The order type you use when buying or selling a security determines the price you get — and the certainty that your trade executes at all. Understanding when to use a market order versus a limit order is a practical skill that directly affects your returns on every trade.
What Are Order Types?
When you instruct your brokerage to buy or sell a security, you are placing an order. The type of order you use determines two things: whether your trade is guaranteed to execute, and at what price. The two most fundamental order types are the market order and the limit order. Every other order type — stop-loss, stop-limit, trailing stop, iceberg, and more — is built on variations of these two fundamentals.
Market Orders: Guaranteed Execution, Uncertain Price
A market order is an instruction to buy or sell immediately at the best available current price. It prioritises speed and certainty of execution over price control.
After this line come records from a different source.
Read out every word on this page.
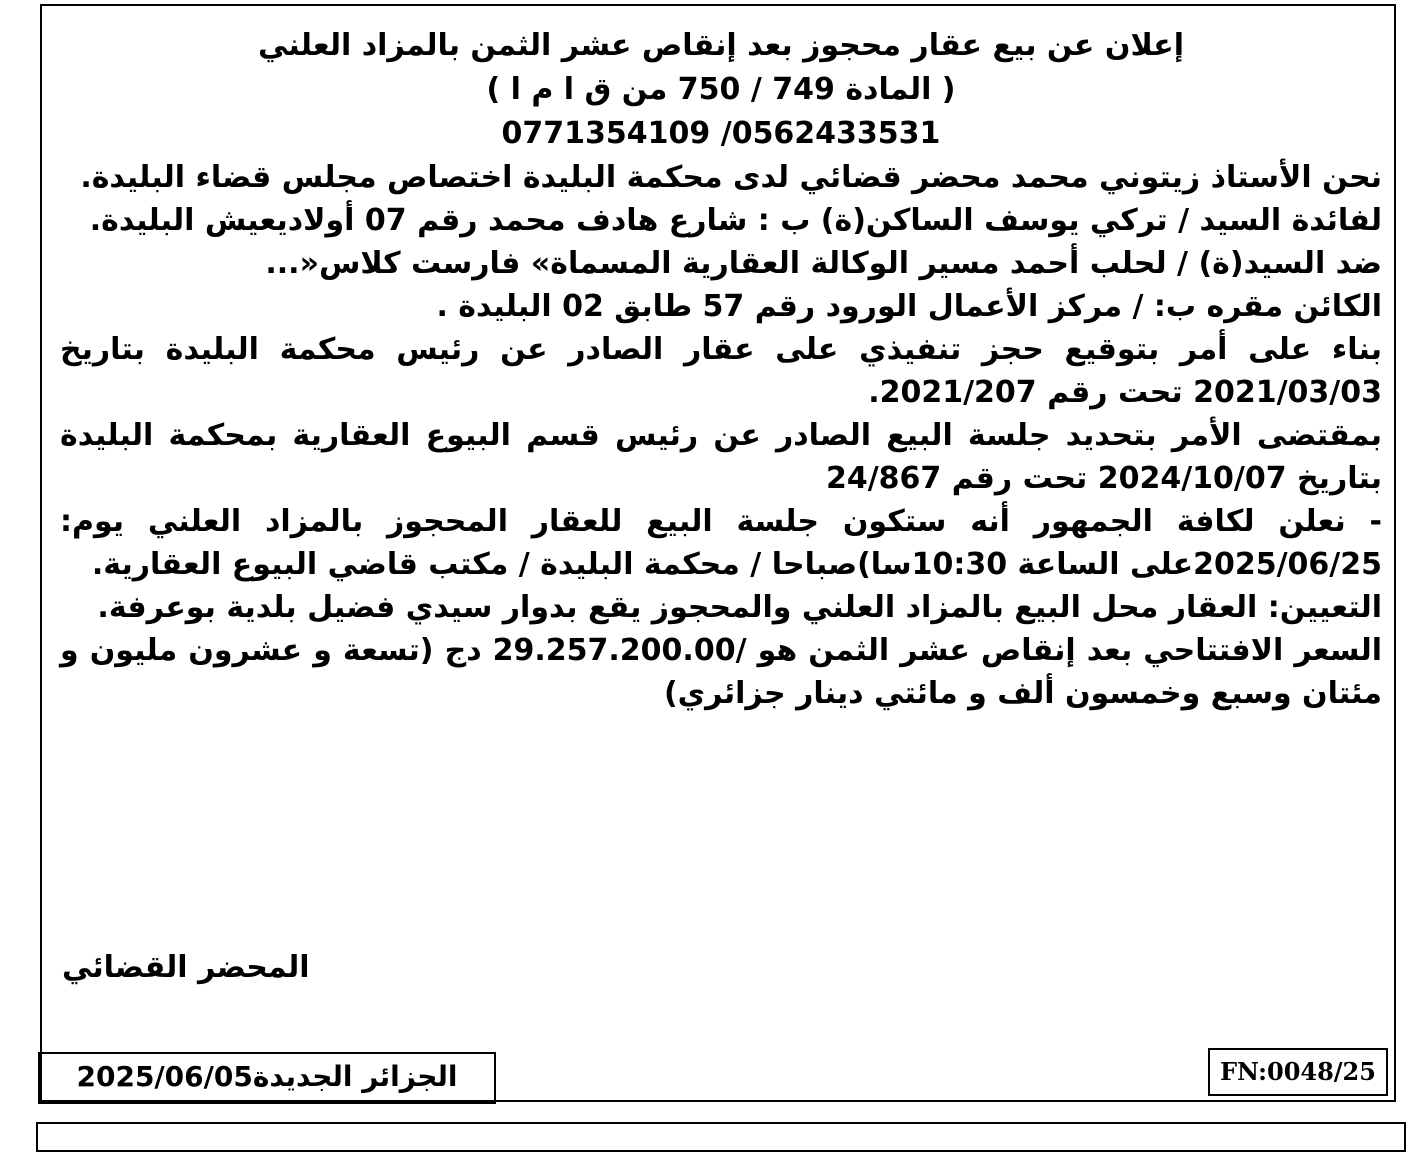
إعلان عن بيع عقار محجوز بعد إنقاص عشر الثمن بالمزاد العلني

( المادة 749 / 750 من ق ا م ا )

0771354109 /0562433531

نحن الأستاذ زيتوني محمد محضر قضائي لدى محكمة البليدة اختصاص مجلس قضاء البليدة.

لفائدة السيد / تركي يوسف الساكن(ة) ب : شارع هادف محمد رقم 07 أولاديعيش البليدة.

ضد السيد(ة) / لحلب أحمد مسير الوكالة العقارية المسماة» فارست كلاس«...

الكائن مقره ب: / مركز الأعمال الورود رقم 57 طابق 02 البليدة .

بناء على أمر بتوقيع حجز تنفيذي على عقار الصادر عن رئيس محكمة البليدة بتاريخ 2021/03/03 تحت رقم 2021/207.

بمقتضى الأمر بتحديد جلسة البيع الصادر عن رئيس قسم البيوع العقارية بمحكمة البليدة بتاريخ 2024/10/07 تحت رقم 24/867

- نعلن لكافة الجمهور أنه ستكون جلسة البيع للعقار المحجوز بالمزاد العلني يوم: 2025/06/25على الساعة 10:30سا)صباحا / محكمة البليدة / مكتب قاضي البيوع العقارية.

التعيين: العقار محل البيع بالمزاد العلني والمحجوز يقع بدوار سيدي فضيل بلدية بوعرفة.

السعر الافتتاحي بعد إنقاص عشر الثمن هو /29.257.200.00 دج (تسعة و عشرون مليون و مئتان وسبع وخمسون ألف و مائتي دينار جزائري)

المحضر القضائي
الجزائر الجديدة2025/06/05	FN:0048/25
When you place a market order, you will definitely transact — but you will not know the exact price until after the order fills.
In a liquid market for a large-cap stock during regular trading hours, market orders typically fill within milliseconds at or very near the displayed last price. In an illiquid market, during pre/post-market hours, or during fast-moving conditions, market orders can fill at prices significantly different from the last quoted price — a phenomenon called slippage.
Never place market orders in pre-market or after-hours trading, on low-volume securities, or during periods of extreme volatility. The bid-ask spread can be extremely wide in these conditions, causing your order to fill at a dramatically worse price than expected. Always use limit orders outside regular market hours.
Limit Orders: Price Control, No Guarantee of Execution
A limit order is an instruction to buy or sell only at a specific price or better. A buy limit order will only execute at or below your specified price. A sell limit order will only execute at or above your specified price. This gives you complete control over the price you pay or receive — but no guarantee the order will fill at all if the market price never reaches your limit.
A buy limit order placed at $49.50 on a stock currently trading at $50.00 will only execute if the price drops to $49.50 or below. If the price never reaches $49.50, your order remains pending — and if the stock subsequently rallies to $60, you never participated in that move.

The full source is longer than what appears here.